Anthony is believed to have been a choir boy at Canterbury Cathedral (although there is no record of him having attended King’s School in Canterbury), and later served as an officer in the 1st East Kent Local Militia for four years.

Presumably noting that his prospects as the youngest son were limited, he emigrated to Tasmania on the ship “Midas” (a 430-ton vessel carrying 4 to 6 guns) in 1820, arriving there with 37 other passengers on 12 January 1821, in the capacity of agricultural agent to a MrGeorge Cartwright, a solicitor of Crayfish Point (now Lower Sandy Bay), Hobart. His application for permission to emigrate, which was approved by Sir Henry Goulburn, the Under Secretary for State in London, on 8 July 1820, was accompanied by a statement detailing his assets, amounting to £109 (and including guns and pistols, a timepiece, and seven sheep in lamb), and stated his intention to use his farming experience. A keen musician, he also took a spinnet and a music box with him from England (the latter currently in the possession of one of Anthony’s great-great-grand-daughters in Australia).

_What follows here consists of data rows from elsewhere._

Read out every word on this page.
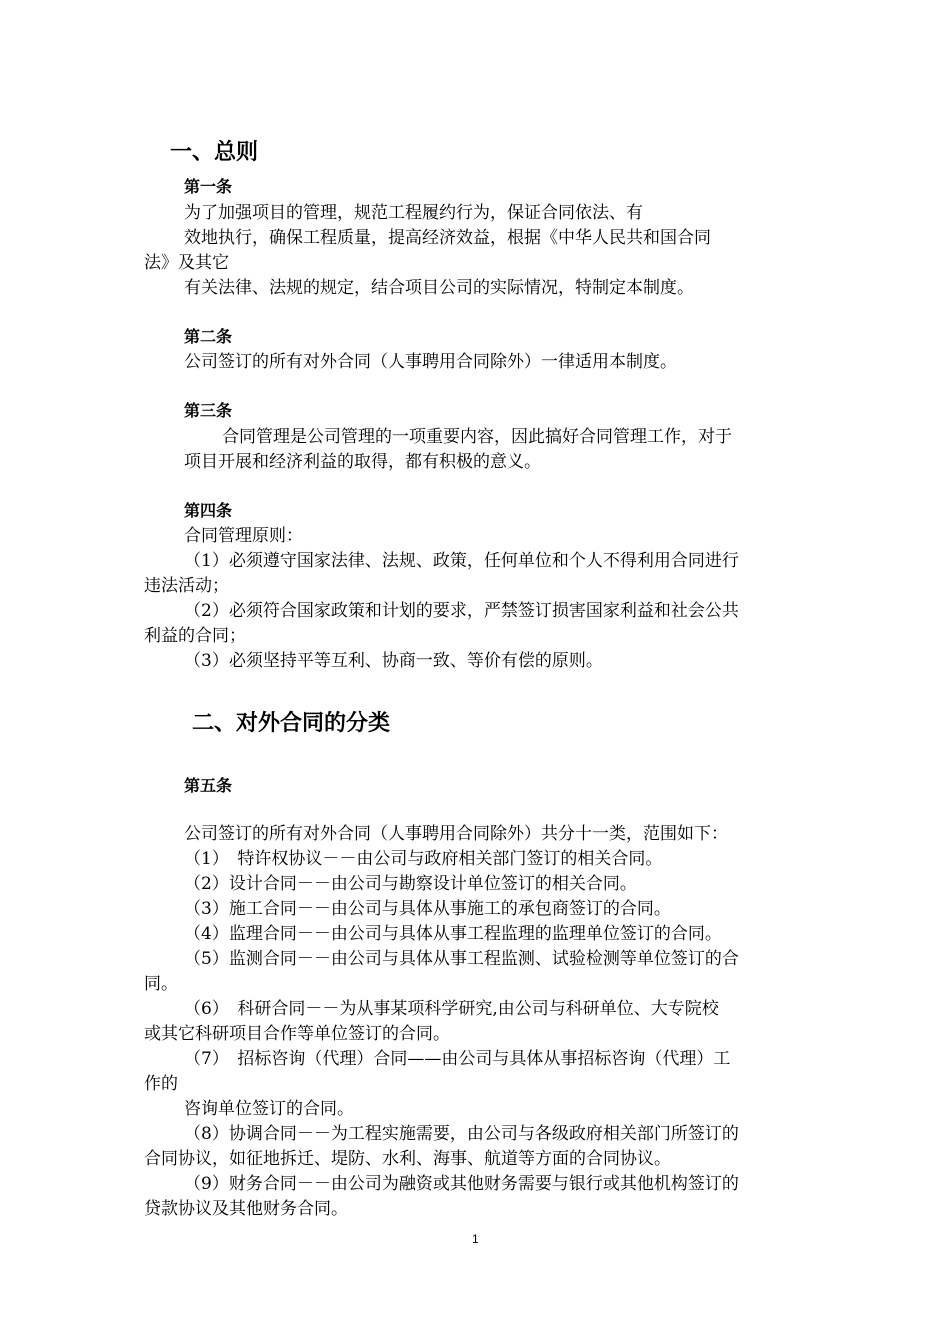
一、总则
第一条
为了加强项目的管理，规范工程履约行为，保证合同依法、有
效地执行，确保工程质量，提高经济效益，根据《中华人民共和国合同
法》及其它
有关法律、法规的规定，结合项目公司的实际情况，特制定本制度。
第二条
公司签订的所有对外合同（人事聘用合同除外）一律适用本制度。
第三条
合同管理是公司管理的一项重要内容，因此搞好合同管理工作，对于
项目开展和经济利益的取得，都有积极的意义。
第四条
合同管理原则：
（1）必须遵守国家法律、法规、政策，任何单位和个人不得利用合同进行
违法活动；
（2）必须符合国家政策和计划的要求，严禁签订损害国家利益和社会公共
利益的合同；
（3）必须坚持平等互利、协商一致、等价有偿的原则。
二、对外合同的分类
第五条
公司签订的所有对外合同（人事聘用合同除外）共分十一类，范围如下：
（1）　特许权协议－－由公司与政府相关部门签订的相关合同。
（2）设计合同－－由公司与勘察设计单位签订的相关合同。
（3）施工合同－－由公司与具体从事施工的承包商签订的合同。
（4）监理合同－－由公司与具体从事工程监理的监理单位签订的合同。
（5）监测合同－－由公司与具体从事工程监测、试验检测等单位签订的合
同。
（6）　科研合同－－为从事某项科学研究,由公司与科研单位、大专院校
或其它科研项目合作等单位签订的合同。
（7）　招标咨询（代理）合同——由公司与具体从事招标咨询（代理）工
作的
咨询单位签订的合同。
（8）协调合同－－为工程实施需要，由公司与各级政府相关部门所签订的
合同协议，如征地拆迁、堤防、水利、海事、航道等方面的合同协议。
（9）财务合同－－由公司为融资或其他财务需要与银行或其他机构签订的
贷款协议及其他财务合同。
1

He received a grant of 100 acres near Launceston, Tasmania, where he operated a windmill and later settled on a farm owned by Mr Silas Gatehouse at Oyster Bay. However, he sustained attacks from bushrangers Mathew Brady and gang, for 6 days. in1825, including being kidnapped for six days (a story says that his wife suffered the loss of some fingers from gunshot wounds when attempting to hold the door closed against one such attack). In 1826 they applied for a further land grant in a safer, more populous location, although this may have been unsuccessful as it was against policy for grants to be made to anyone who had sold a previous grant. They settled at Cherry Tree Opening near Sorell (east of Hobart) where they lived at least from 1831 until 1840, with Anthony’s occupation described as grazier and later merchant.

In April 1842, Anthony became responsible for the ferry between Kelly’s Point on North Bruny Island (two miles off shore from Hobart) and Tinderbox Bay on Tasmania, and the Post Office at Kelly’s Point. In 1843 they were living at Brown’s River (now Kingston), in “a wooden residence inhabited by nine persons”.

Shortly afterwards, the family moved to North Bruny Island (the northern tip of Bruny where they lived later, Kelly’s Point, was renamed Dennes Point, a name that survives to this day). On his wife inheriting from her brother in 1842, they built a two-storey house on Bruny called Woodlands (which still stands), from green timber and red bricks made in a gully on the property. Anthony died of cancer on 14 January 1873, at Woodlands, Bruny Is, aged about 82, and his wife on 5 December 1885 (aged 89), both at Woodlands, and they were buried at St Clements, Kingston, Tasmania. Woodlands remained in the family until 1924.